O Signor Roberto estudava o homem postado diante de si. Viu um tipo de estatura média, mas de constituição forte, um camponês, mas não um bandido, embora ele tão irrisoriamente tivesse ousado chamar-se de italiano. O senhorio deu de ombros.

— Já aluguei o apartamento a outra família por um preço mais alto — retrucou. — Não posso decepcionar essa família em benefício de sua amiga.

Vito Corleone acenou com a cabeça numa compreensão razoável.

— Quanto mais por mês? — perguntou ele.

— Cinco dólares — respondeu o Sr. Roberto.

Isso era mentira. O apartamento ferroviário, com quartos escuros, era alugado por doze dólares por mês à viúva, e o Sr. Roberto não conseguiria arrancar mais do que isso do novo inquilino.

Vito Corleone tirou um maço de notas do bolso e destacou três notas de dez dólares.

— Aqui está o aumento de seis meses adiantado. O senhor não precisa falar com ela sobre isso, ela é uma mulher orgulhosa. Procure-me dentro de seis meses. Mas naturalmente o senhor deixará que ela fique com o cachorro.

— Não me diga — retrucou o Sr. Roberto. — E quem diabo é você para me dar ordens! Tome cuidado com os seus modos ou você será obrigado a voltar a andar no seu burrinho lá nas ruas da Sicília.

Vito levantou as mãos surpreso.

— Estou apenas pedindo isso. Nunca se sabe quando se vai precisar de um amigo, não é verdade? Receba esse dinheiro como sinal de minha boa vontade e tome a sua própria decisão. Eu não me atreveria a brigar por causa disso. — Meteu o dinheiro na mão do Sr. Roberto. — Faça.me esse pequeno favor, receba o dinheiro e pense no assunto. Amanhã de manhã, se o senhor quiser devolver o dinheiro, por quem é, faça-o. Se o senhor quiser a mulher fora de sua casa, como posso impedir o senhor? Afinal de contas, a propriedade é sua. Se o senhor não quer o cachorro lá, eu compreendo. Eu mesmo não gosto de animais. — Bateu de leve no ombro do Sr. Roberto. — Faça-me esse serviço, sim? Não esquecerei isso. Informe-se com seus amigos da redondeza sobre mim, eles lhe dirão que sou um homem que sabe mostrar sua gratidão.
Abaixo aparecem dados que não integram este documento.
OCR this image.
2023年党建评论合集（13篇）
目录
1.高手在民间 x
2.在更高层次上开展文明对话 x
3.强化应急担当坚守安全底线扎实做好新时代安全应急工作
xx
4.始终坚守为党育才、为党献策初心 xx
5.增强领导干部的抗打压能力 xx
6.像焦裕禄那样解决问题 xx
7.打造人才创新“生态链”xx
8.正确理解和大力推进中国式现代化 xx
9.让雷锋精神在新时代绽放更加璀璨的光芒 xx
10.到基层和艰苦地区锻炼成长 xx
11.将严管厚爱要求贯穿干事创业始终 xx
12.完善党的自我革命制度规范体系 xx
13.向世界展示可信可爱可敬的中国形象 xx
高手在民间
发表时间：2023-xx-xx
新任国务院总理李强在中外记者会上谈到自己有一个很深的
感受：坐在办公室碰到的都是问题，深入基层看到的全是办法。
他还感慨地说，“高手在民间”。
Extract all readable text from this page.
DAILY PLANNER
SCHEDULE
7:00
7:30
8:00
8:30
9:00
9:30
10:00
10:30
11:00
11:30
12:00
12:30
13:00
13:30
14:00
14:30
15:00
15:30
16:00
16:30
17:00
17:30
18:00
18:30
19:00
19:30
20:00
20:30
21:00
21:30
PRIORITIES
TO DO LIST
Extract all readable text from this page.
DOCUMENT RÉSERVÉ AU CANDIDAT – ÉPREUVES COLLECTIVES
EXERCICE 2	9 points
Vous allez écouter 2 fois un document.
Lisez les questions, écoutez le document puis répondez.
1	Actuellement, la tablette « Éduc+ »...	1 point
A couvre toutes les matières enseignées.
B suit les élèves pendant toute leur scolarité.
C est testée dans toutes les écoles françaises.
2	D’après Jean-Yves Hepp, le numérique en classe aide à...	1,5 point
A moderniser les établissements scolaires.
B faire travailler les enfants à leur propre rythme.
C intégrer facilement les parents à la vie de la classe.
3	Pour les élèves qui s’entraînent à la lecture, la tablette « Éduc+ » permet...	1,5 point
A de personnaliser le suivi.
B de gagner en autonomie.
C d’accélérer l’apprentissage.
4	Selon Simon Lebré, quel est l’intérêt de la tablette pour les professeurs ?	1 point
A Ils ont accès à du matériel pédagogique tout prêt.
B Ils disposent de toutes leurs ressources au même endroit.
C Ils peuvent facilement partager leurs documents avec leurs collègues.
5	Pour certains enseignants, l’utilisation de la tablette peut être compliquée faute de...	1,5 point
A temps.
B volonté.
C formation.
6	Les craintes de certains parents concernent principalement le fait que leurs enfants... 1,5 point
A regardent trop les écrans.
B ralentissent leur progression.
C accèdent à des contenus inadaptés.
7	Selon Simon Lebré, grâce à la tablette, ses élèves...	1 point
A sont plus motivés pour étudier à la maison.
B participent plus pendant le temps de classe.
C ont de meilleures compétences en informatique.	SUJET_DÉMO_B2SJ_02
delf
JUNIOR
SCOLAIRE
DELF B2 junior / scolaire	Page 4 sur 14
Mas naturalmente o Sr. Roberto já começara a compreender. À tardinha, ele fez suas investigações sobre Vito Corleone. Não esperou até a manhã seguinte. Bateu na porta de Corleone naquela mesma noite, desculpando-se pelo adiantado da hora, e aceitou um copo de vinho oferecido pela Signora Corleone. Assegurou a Vito Corleone que tudo tinha sido um horrível mal-entendido, que naturalmente a Signora Colombo podia continuar no apartamento e naturalmente podia ficar com o cachorro. Quem eram esses miseráveis inquilinos para se queixarem do barulho de um pobre animal, quando pagavam um aluguel tão baixo? No fim, puxou os trinta dólares que Vito Corleone lhe tinha dado e os pôs sobre a mesa dizendo da maneira mais sincera:

— A sua bondade em ajudar essa pobre viúva me envergonhou e desejo mostrar que eu também pratico a caridade cristã. O aluguel dela continuará a ser o que era.

Todos os interessados desempenharam essa comédia com perfeição. Vito serviu mais vinho, pediu à mulher que trouxesse bolos, apertou a mão do Sr. Roberto e elogiou o seu boníssimo coração. O Sr. Roberto suspirou e respondeu que ter travado conhecimento com um homem como Vito Corleone restituía-lhe a fé na natureza humana. Finalmente, separaram-se efusivamente um do outro. O Sr. Roberto, com os nervos em pandarecos por ter escapado por um triz, pegou o bonde para a sua casa no Bronx e foi dormir. Só reapareceu no local três dias depois.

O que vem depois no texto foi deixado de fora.